Ehrman ultimately concludes in his work that there is no reliable evidence to support the belief that Jesus was ever resurrected from the dead, even though it is the most essential aspect of Christianity. Instead, his followers had "visionary experiences," or hallucinations of Jesus after his burial that led them to determine that Christ was alive.
Ehrman discusses his latest published work in a lengthy interview with NPR's "Fresh Air." Listen below, or at NPR.com.
Ehrman's newly published findings have been resoundingly challenged by some of his peers, a group of which has put forth their own book in response to his work, which one reviewer described as "populist conspiracy theories and sloppy history."
How God Became Jesus: The Real Origins of Belief in Jesus' Divine Nature—A Response to Bart D. Ehrman was written by Christian historians Michael F. Bird, Craig A. Evans, Simon Gathercole, Charles E. Hill, Chris Tilling. The book was released the same day as Ehrman's, with Bird apparently being the main initiator of developing a response.
Bird, Lecturer in Theology at Ridley Melbourne College of Mission and Ministry and author of several theology titles, revealed that his team was "very graciously given the opportunity to read a pre-publication copy of Ehrman's book" and upon receipt immediately went to work.
Bird and company applaud Ehrman for his "challenging and thought-provoking book," yet remain unconvinced by his claims and conclusions.
"Bart Ehrman's book...has an number of perceptible strengths. Not only is it well-written and you'll learn a lot about ancient history and the early Church from it, but what I like the most is that Ehrman forces people to ask a very important question. Namely, who is Jesus?" says Bird in a video on How God Became Jesus.
Yet, the authors claim to "offer a better, historically informed account of why the Galilean preacher from Nazareth came to be hailed as 'the Lord Jesus Christ,'" according to a description of How God Became Jesus. They insist, contrary to Ehrman's findings, that "the exalted place of Jesus in belief and worship is clearly evident in the earliest Christian sources, shortly following his death, and was not simply the invention of the church centuries later."

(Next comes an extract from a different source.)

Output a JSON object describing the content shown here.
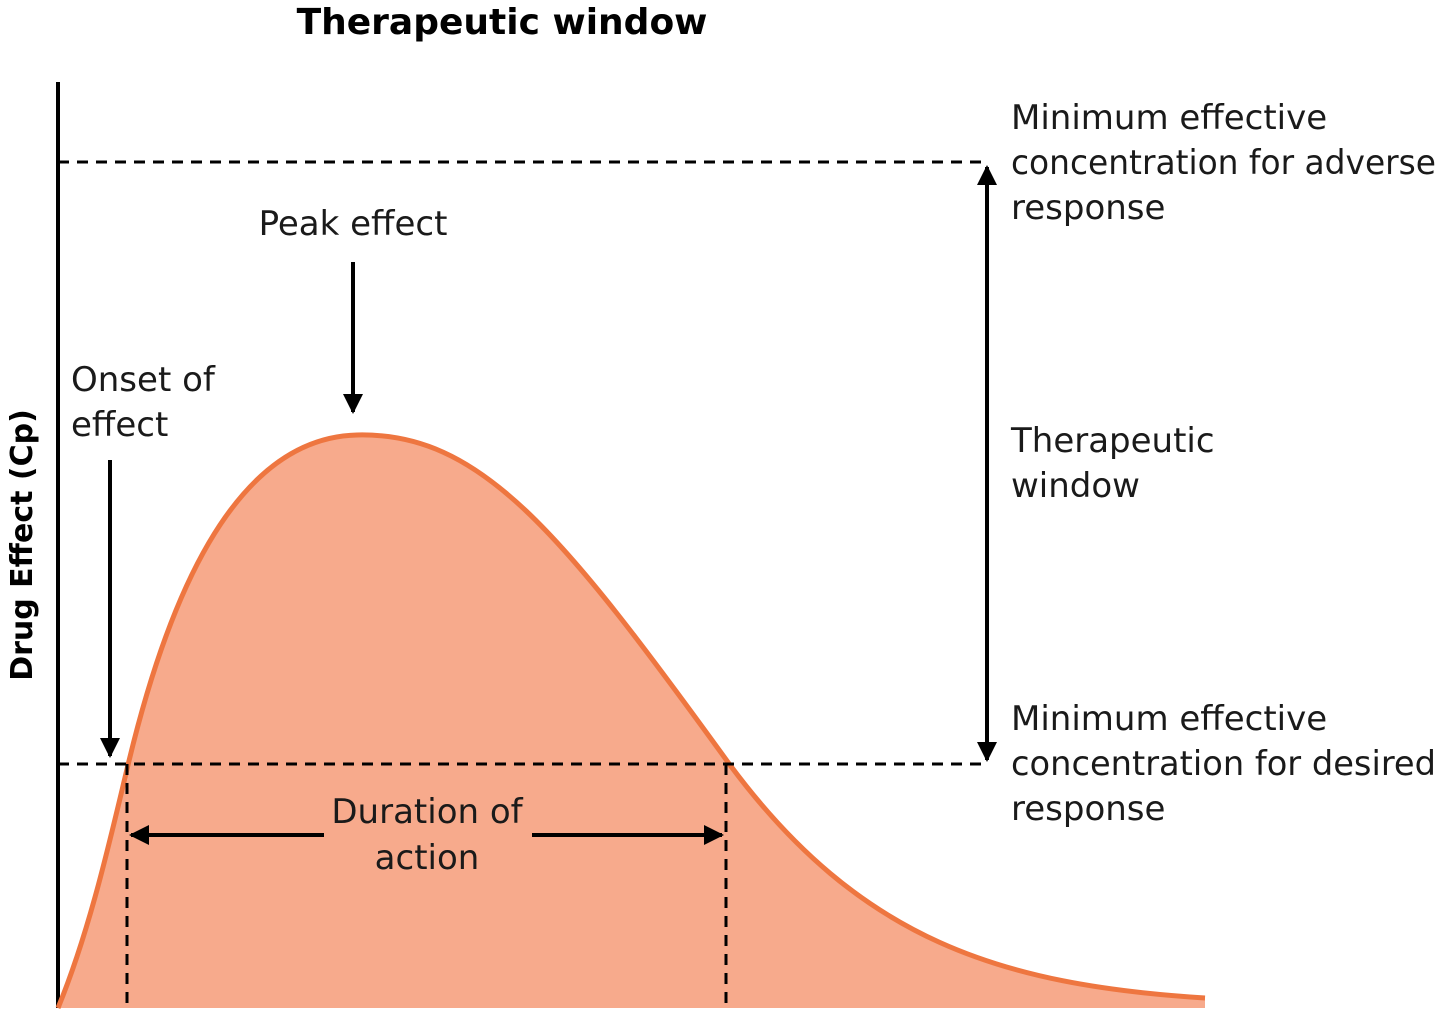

Bird, in a submission made to The Christian Post, argues for "5 Lines of Evidence Missing from Ehrman's Latest Popular Study, How Jesus Became God." Read it here. Bird explains how he and his colleagues' challenges to Ehrman's work in the video below.
Correction: April 25, 2014
An article on April 24, 2014, attributed comments describing Bart Ehrman's work in How Jesus Became God as "populist conspiracy theories and sloppy history" to authors Michael F. Bird, Craig A. Evans, Simon Gathercole, Charles E. Hill and Chris Tilling. The attribution was incorrect. The remark was made by a reviewer of Ehrman's book.